Considerato che né il Codice della navigazione né la Legge n. 84 del 1994 (cd. Legge portuale) disciplinano la prescrizione da applicarsi alla riscossione dei canoni, si deve pertanto, in conformità all’art. 1 cod. nav., fare riferimento al codice civile.
A tale riguardo, la regola generale dettata dall’art. 2946 cod. civ. prevede la prescrizione ordinaria in dieci anni, che trova applicazione a fronte di concessioni annuali di demanio marittimo, rinnovate di anno in anno, poiché rispetto alle stesse non è dato ravvisare il carattere della periodicità dei canoni. “Il pagamento annuale, invero, va riferito a ciascuna specifica concessione, e queste si rilevano, nel contempo, pienamente autonome tra di loro, il che evidenzia che non risultano applicabili le regole sulla maturazione della prescrizione di cui all’art. 2948 c.c., assumendo rilevanza, più correttamente, le regole sulla prescrizione ordinaria di cui all’art. 2946 c.c.” (TAR Abruzzo, Sez. II, 25 febbraio 1999, n. 346).

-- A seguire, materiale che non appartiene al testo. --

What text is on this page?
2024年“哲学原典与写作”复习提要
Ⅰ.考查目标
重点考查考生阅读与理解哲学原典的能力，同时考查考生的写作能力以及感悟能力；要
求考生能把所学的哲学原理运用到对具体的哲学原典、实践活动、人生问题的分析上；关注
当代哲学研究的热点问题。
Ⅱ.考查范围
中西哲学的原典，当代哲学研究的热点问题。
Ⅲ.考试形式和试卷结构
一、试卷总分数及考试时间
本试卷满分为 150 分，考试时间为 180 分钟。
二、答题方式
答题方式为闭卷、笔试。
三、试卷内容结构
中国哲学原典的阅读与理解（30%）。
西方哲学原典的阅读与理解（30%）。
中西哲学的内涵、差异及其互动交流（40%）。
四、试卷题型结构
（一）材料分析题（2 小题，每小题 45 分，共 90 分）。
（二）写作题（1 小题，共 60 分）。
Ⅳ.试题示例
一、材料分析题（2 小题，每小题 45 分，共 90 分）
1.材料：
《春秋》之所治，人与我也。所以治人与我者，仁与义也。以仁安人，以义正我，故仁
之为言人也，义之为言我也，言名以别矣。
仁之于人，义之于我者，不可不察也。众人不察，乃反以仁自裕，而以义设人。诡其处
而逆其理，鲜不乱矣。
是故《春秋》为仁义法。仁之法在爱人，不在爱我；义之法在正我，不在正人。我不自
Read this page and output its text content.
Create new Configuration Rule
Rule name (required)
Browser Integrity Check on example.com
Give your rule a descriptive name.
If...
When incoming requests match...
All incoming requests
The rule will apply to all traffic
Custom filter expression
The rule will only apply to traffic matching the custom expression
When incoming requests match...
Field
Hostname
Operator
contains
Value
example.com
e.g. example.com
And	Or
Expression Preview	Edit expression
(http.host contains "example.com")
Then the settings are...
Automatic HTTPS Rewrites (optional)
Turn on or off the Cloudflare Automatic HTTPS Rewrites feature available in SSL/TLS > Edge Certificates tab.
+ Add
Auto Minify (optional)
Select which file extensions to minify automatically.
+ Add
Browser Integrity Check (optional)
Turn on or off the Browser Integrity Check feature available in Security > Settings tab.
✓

D’altra parte, l’art. 2948 cod. civ. prevede alcune ipotesi di prescrizione breve. In particolare al punto 4) del citato articolo, si prevede la prescrizione in cinque anni per “gli interessi e, in generale, tutto ciò che deve pagarsi periodicamente ad anno o in termini più brevi”.
Al riguardo, la giurisprudenza di merito ha ritenuto applicabile “la prescrizione breve di cui all’art. 2948 n. 4 c.c., (…) nel caso in cui da un unico rapporto giuridico derivino obbligazioni con scadenza periodica non superiore ad un anno, e non riguarda, pertanto, il caso di autonomi atti di concessione amministrativa aventi durata annuale e ciascuno con un apposito canone da pagarsi in unica soluzione” (Corte appello Roma, Sez. I, 7 marzo 2011, n. 949).
La Corte di Cassazione, con sentenza n. 3162/2011, resa in un giudizio riguardante la concessione di acque pubbliche, ha chiarito che, trattandosi di una “prestazione periodica, il diritto al relativo pagamento è soggetto a prescrizione quinquennale ai sensi dell’art. 2948, n. 4 c.c., decorrente singolarmente da ogni scadenza del periodo di commisurazione del canone stesso”.
La stessa Suprema Corte ha infine escluso l’applicabilità alla riscossione del canone di concessione per l’uso di un bene demaniale della prescrizione triennale prevista per le tasse di concessione governativa (Cass. Civ., Sez. I, 16 dicembre 1981, n. 6651).
La risposta alla domanda che ci siamo posti è quindi la seguente: se la concessione ha validità pluriennale, il pagamento del canone demaniale relativo a ciascuna annualità si prescrive in cinque anni.